SUKABUMI – Kepala Dinas Pendidikan dan Kebudayaan (Disdikbud) Kota Sukabumi, Punjul Saepul Hayat, menegaskan bahwa konsep sekolah favorit dan non-favorit sudah tidak relevan lagi. Seluruh sekolah, baik negeri maupun swasta, memiliki standar kualitas pendidikan yang setara dan wajib memberikan layanan yang berkualitas di semua jenjang.
“Tidak ada lagi istilah sekolah favorit. Semua sekolah harus berkualitas. Kami arahkan tenaga pendidik di SD dan SMP untuk terus meningkatkan kompetensi melalui pelatihan,” ujar Punjul usai menghadiri kegiatan di Gedung Juang 45, Senin (14/7).
Disdikbud akan melakukan evaluasi menyeluruh pasca pelaksanaan Sistem Penerimaan Siswa Baru (SPMB) untuk memastikan tidak ada anak usia sekolah yang tertinggal.

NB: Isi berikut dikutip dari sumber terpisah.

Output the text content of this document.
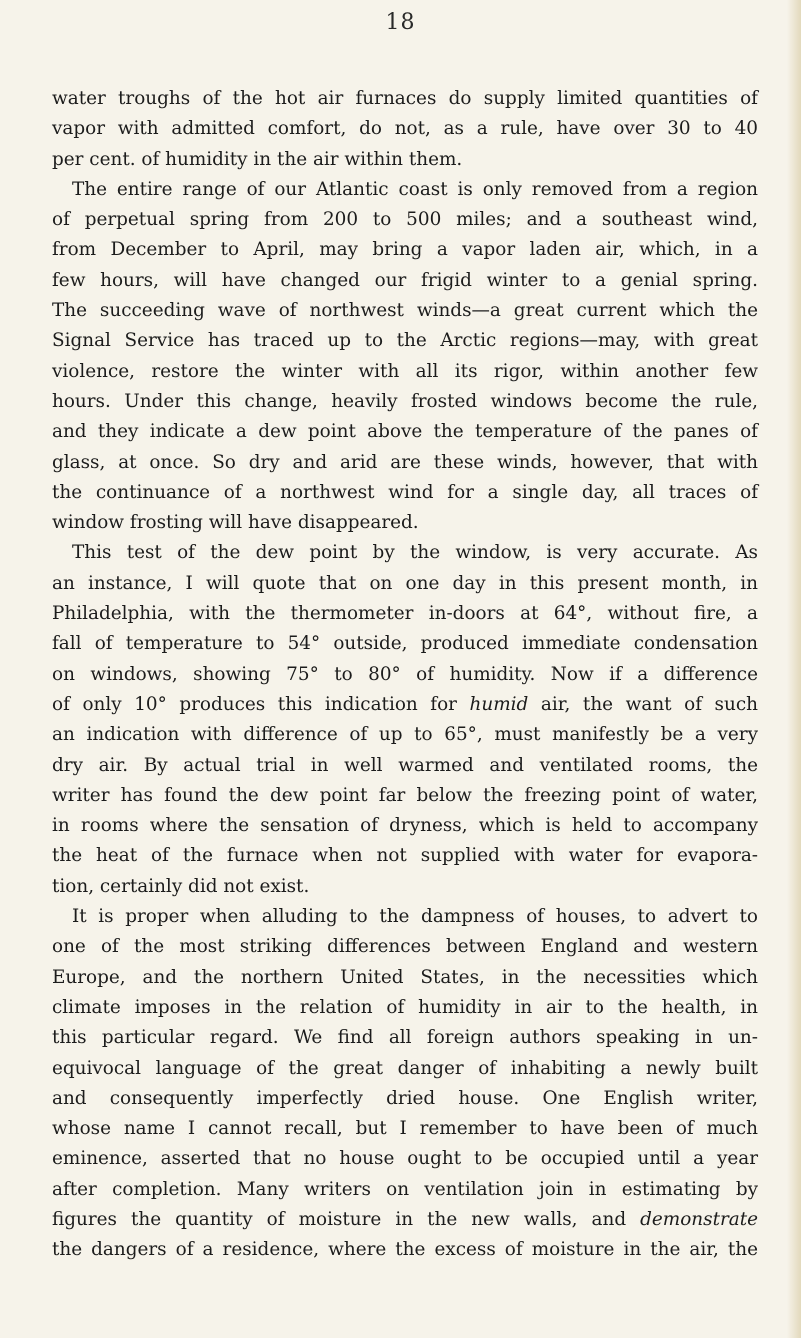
18
water troughs of the hot air furnaces do supply limited quantities of
vapor with admitted comfort, do not, as a rule, have over 30 to 40
per cent. of humidity in the air within them.
The entire range of our Atlantic coast is only removed from a region
of perpetual spring from 200 to 500 miles; and a southeast wind,
from December to April, may bring a vapor laden air, which, in a
few hours, will have changed our frigid winter to a genial spring.
The succeeding wave of northwest winds—a great current which the
Signal Service has traced up to the Arctic regions—may, with great
violence, restore the winter with all its rigor, within another few
hours. Under this change, heavily frosted windows become the rule,
and they indicate a dew point above the temperature of the panes of
glass, at once. So dry and arid are these winds, however, that with
the continuance of a northwest wind for a single day, all traces of
window frosting will have disappeared.
This test of the dew point by the window, is very accurate. As
an instance, I will quote that on one day in this present month, in
Philadelphia, with the thermometer in-doors at 64°, without fire, a
fall of temperature to 54° outside, produced immediate condensation
on windows, showing 75° to 80° of humidity. Now if a difference
of only 10° produces this indication for humid air, the want of such
an indication with difference of up to 65°, must manifestly be a very
dry air. By actual trial in well warmed and ventilated rooms, the
writer has found the dew point far below the freezing point of water,
in rooms where the sensation of dryness, which is held to accompany
the heat of the furnace when not supplied with water for evapora-
tion, certainly did not exist.
It is proper when alluding to the dampness of houses, to advert to
one of the most striking differences between England and western
Europe, and the northern United States, in the necessities which
climate imposes in the relation of humidity in air to the health, in
this particular regard. We find all foreign authors speaking in un-
equivocal language of the great danger of inhabiting a newly built
and consequently imperfectly dried house. One English writer,
whose name I cannot recall, but I remember to have been of much
eminence, asserted that no house ought to be occupied until a year
after completion. Many writers on ventilation join in estimating by
figures the quantity of moisture in the new walls, and demonstrate
the dangers of a residence, where the excess of moisture in the air, the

Bahkan, data dari Kemendikbud terkait siswa putus sekolah telah ditindaklanjuti dengan verifikasi langsung di lapangan. “Banyak anak yang dinyatakan tidak sekolah ternyata belajar di lembaga berbasis Kementerian Agama,” paparnya.

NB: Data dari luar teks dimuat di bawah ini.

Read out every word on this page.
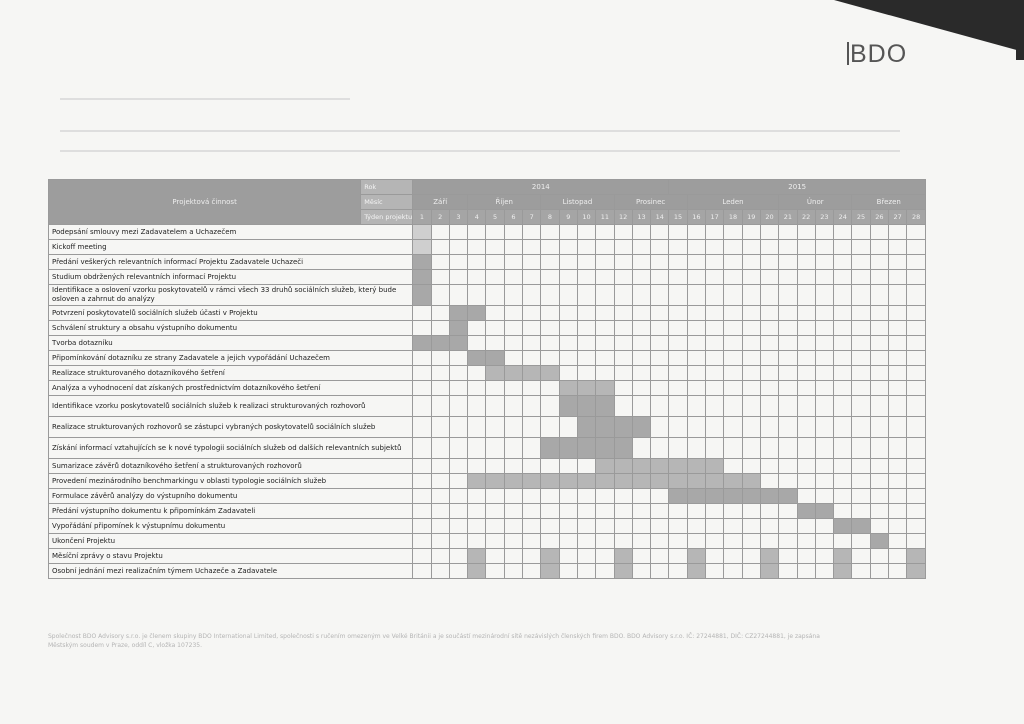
BDO
Projektová činnost	Rok	2014														2015													
	Měsíc	Září			Říjen				Listopad				Prosinec				Leden					Únor				Březen			
	Týden projektu	1	2	3	4	5	6	7	8	9	10	11	12	13	14	15	16	17	18	19	20	21	22	23	24	25	26	27	28
Podepsání smlouvy mezi Zadavatelem a Uchazečem																													
Kickoff meeting																													
Předání veškerých relevantních informací Projektu Zadavatele Uchazeči																													
Studium obdržených relevantních informací Projektu																													
Identifikace a oslovení vzorku poskytovatelů v rámci všech 33 druhů sociálních služeb, který bude osloven a zahrnut do analýzy																													
Potvrzení poskytovatelů sociálních služeb účasti v Projektu																													
Schválení struktury a obsahu výstupního dokumentu																													
Tvorba dotazníku																													
Připomínkování dotazníku ze strany Zadavatele a jejich vypořádání Uchazečem																													
Realizace strukturovaného dotazníkového šetření																													
Analýza a vyhodnocení dat získaných prostřednictvím dotazníkového šetření																													
Identifikace vzorku poskytovatelů sociálních služeb k realizaci strukturovaných rozhovorů																													
Realizace strukturovaných rozhovorů se zástupci vybraných poskytovatelů sociálních služeb																													
Získání informací vztahujících se k nové typologii sociálních služeb od dalších relevantních subjektů																													
Sumarizace závěrů dotazníkového šetření a strukturovaných rozhovorů																													
Provedení mezinárodního benchmarkingu v oblasti typologie sociálních služeb																													
Formulace závěrů analýzy do výstupního dokumentu																													
Předání výstupního dokumentu k připomínkám Zadavateli																													
Vypořádání připomínek k výstupnímu dokumentu																													
Ukončení Projektu																													
Měsíční zprávy o stavu Projektu																													
Osobní jednání mezi realizačním týmem Uchazeče a Zadavatele																													
Společnost BDO Advisory s.r.o. je členem skupiny BDO International Limited, společnosti s ručením omezeným ve Velké Británii a je součástí mezinárodní sítě nezávislých členských firem BDO. BDO Advisory s.r.o. IČ: 27244881, DIČ: CZ27244881, je zapsána
Městským soudem v Praze, oddíl C, vložka 107235.
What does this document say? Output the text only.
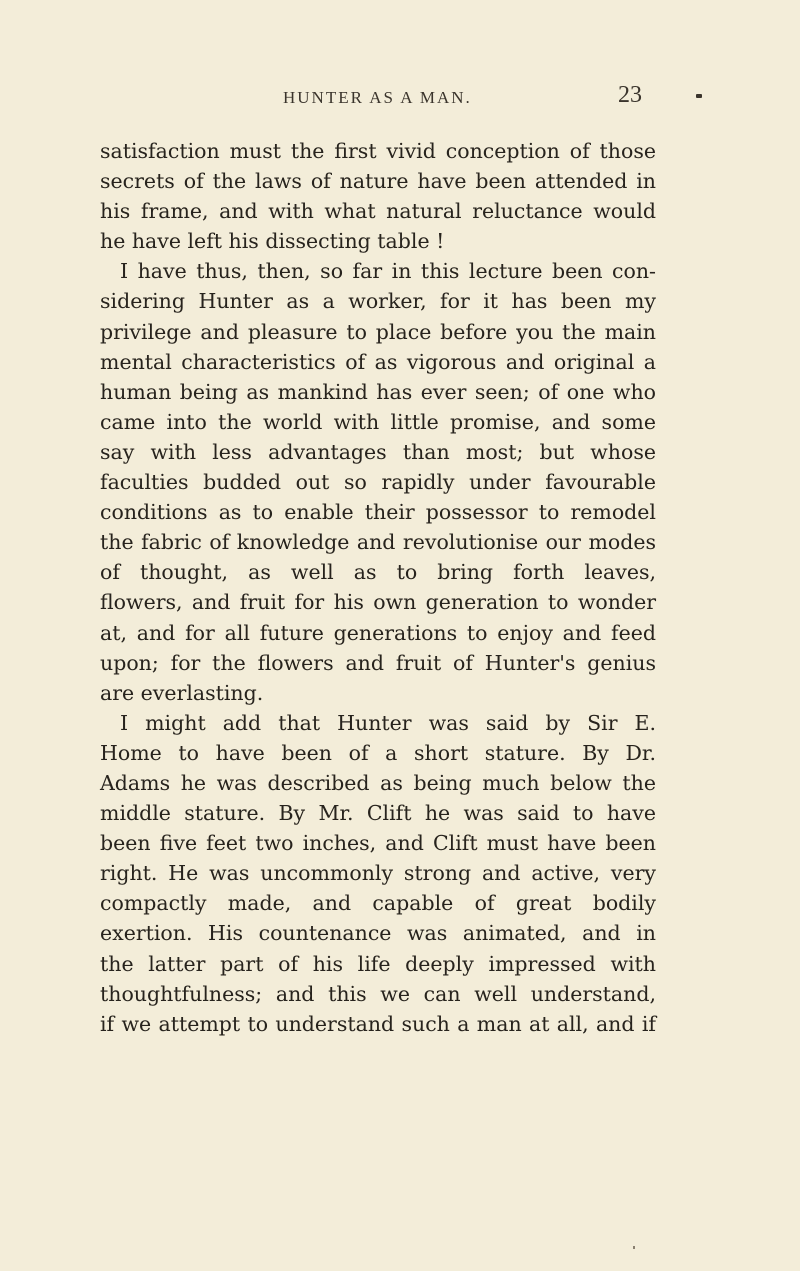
HUNTER AS A MAN.	23
satisfaction must the first vivid conception of those
secrets of the laws of nature have been attended in
his frame, and with what natural reluctance would
he have left his dissecting table !
I have thus, then, so far in this lecture been con-
sidering Hunter as a worker, for it has been my
privilege and pleasure to place before you the main
mental characteristics of as vigorous and original a
human being as mankind has ever seen; of one who
came into the world with little promise, and some
say with less advantages than most; but whose
faculties budded out so rapidly under favourable
conditions as to enable their possessor to remodel
the fabric of knowledge and revolutionise our modes
of thought, as well as to bring forth leaves,
flowers, and fruit for his own generation to wonder
at, and for all future generations to enjoy and feed
upon; for the flowers and fruit of Hunter's genius
are everlasting.
I might add that Hunter was said by Sir E.
Home to have been of a short stature. By Dr.
Adams he was described as being much below the
middle stature. By Mr. Clift he was said to have
been five feet two inches, and Clift must have been
right. He was uncommonly strong and active, very
compactly made, and capable of great bodily
exertion. His countenance was animated, and in
the latter part of his life deeply impressed with
thoughtfulness; and this we can well understand,
if we attempt to understand such a man at all, and if
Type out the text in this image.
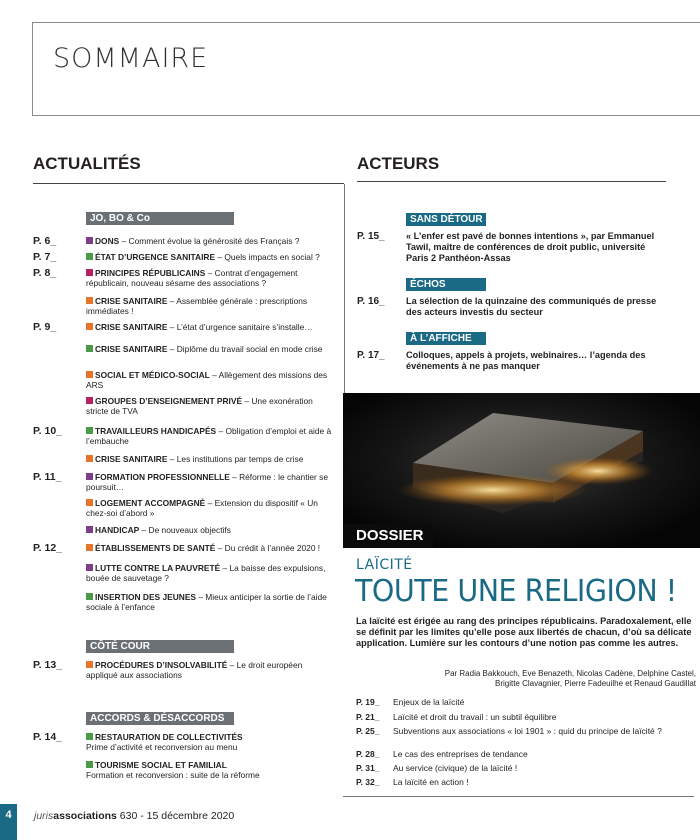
SOMMAIRE
ACTUALITÉS
JO, BO & Co
P. 6_	DONS – Comment évolue la générosité des Français ?
P. 7_	ÉTAT D’URGENCE SANITAIRE – Quels impacts en social ?
P. 8_	PRINCIPES RÉPUBLICAINS – Contrat d’engagement républicain, nouveau sésame des associations ?
CRISE SANITAIRE – Assemblée générale : prescriptions immédiates !
P. 9_	CRISE SANITAIRE – L’état d’urgence sanitaire s’installe…
CRISE SANITAIRE – Diplôme du travail social en mode crise
SOCIAL ET MÉDICO-SOCIAL – Allègement des missions des ARS
GROUPES D’ENSEIGNEMENT PRIVÉ – Une exonération stricte de TVA
P. 10_	TRAVAILLEURS HANDICAPÉS – Obligation d’emploi et aide à l’embauche
CRISE SANITAIRE – Les institutions par temps de crise
P. 11_	FORMATION PROFESSIONNELLE – Réforme : le chantier se poursuit…
LOGEMENT ACCOMPAGNÉ – Extension du dispositif « Un chez-soi d’abord »
HANDICAP – De nouveaux objectifs
P. 12_	ÉTABLISSEMENTS DE SANTÉ – Du crédit à l’année 2020 !
LUTTE CONTRE LA PAUVRETÉ – La baisse des expulsions, bouée de sauvetage ?
INSERTION DES JEUNES – Mieux anticiper la sortie de l’aide sociale à l’enfance
CÔTÉ COUR
P. 13_	PROCÉDURES D’INSOLVABILITÉ – Le droit européen appliqué aux associations
ACCORDS & DÉSACCORDS
P. 14_	RESTAURATION DE COLLECTIVITÉS
Prime d’activité et reconversion au menu
TOURISME SOCIAL ET FAMILIAL
Formation et reconversion : suite de la réforme
ACTEURS
SANS DÉTOUR
P. 15_ « L’enfer est pavé de bonnes intentions », par Emmanuel Tawil, maître de conférences de droit public, université Paris 2 Panthéon-Assas
ÉCHOS
P. 16_ La sélection de la quinzaine des communiqués de presse des acteurs investis du secteur
À L’AFFICHE
P. 17_ Colloques, appels à projets, webinaires… l’agenda des événements à ne pas manquer
DOSSIER
LAÏCITÉ
TOUTE UNE RELIGION !
La laïcité est érigée au rang des principes républicains. Paradoxalement, elle se définit par les limites qu’elle pose aux libertés de chacun, d’où sa délicate application. Lumière sur les contours d’une notion pas comme les autres.
Par Radia Bakkouch, Eve Benazeth, Nicolas Cadène, Delphine Castel, Brigitte Clavagnier, Pierre Fadeuilhe et Renaud Gaudillat
P. 19_ Enjeux de la laïcité
P. 21_ Laïcité et droit du travail : un subtil équilibre
P. 25_ Subventions aux associations « loi 1901 » : quid du principe de laïcité ?
P. 28_ Le cas des entreprises de tendance
P. 31_ Au service (civique) de la laïcité !
P. 32_ La laïcité en action !
4	jurisassociations 630 - 15 décembre 2020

Perbedaan sistem pendataan antara Dapodik (Kemendikbud) dan EMIS (Kemenag) disebut sebagai pemicu data tidak sinkron. Untuk itu, Disdikbud menyediakan jalur pendidikan alternatif seperti Paket A, B, C, dan homeschooling bagi anak-anak yang berisiko putus sekolah.
“Sesuai arahan Wali Kota, tidak boleh ada anak di Kota Sukabumi yang putus sekolah,” tegas Punjul.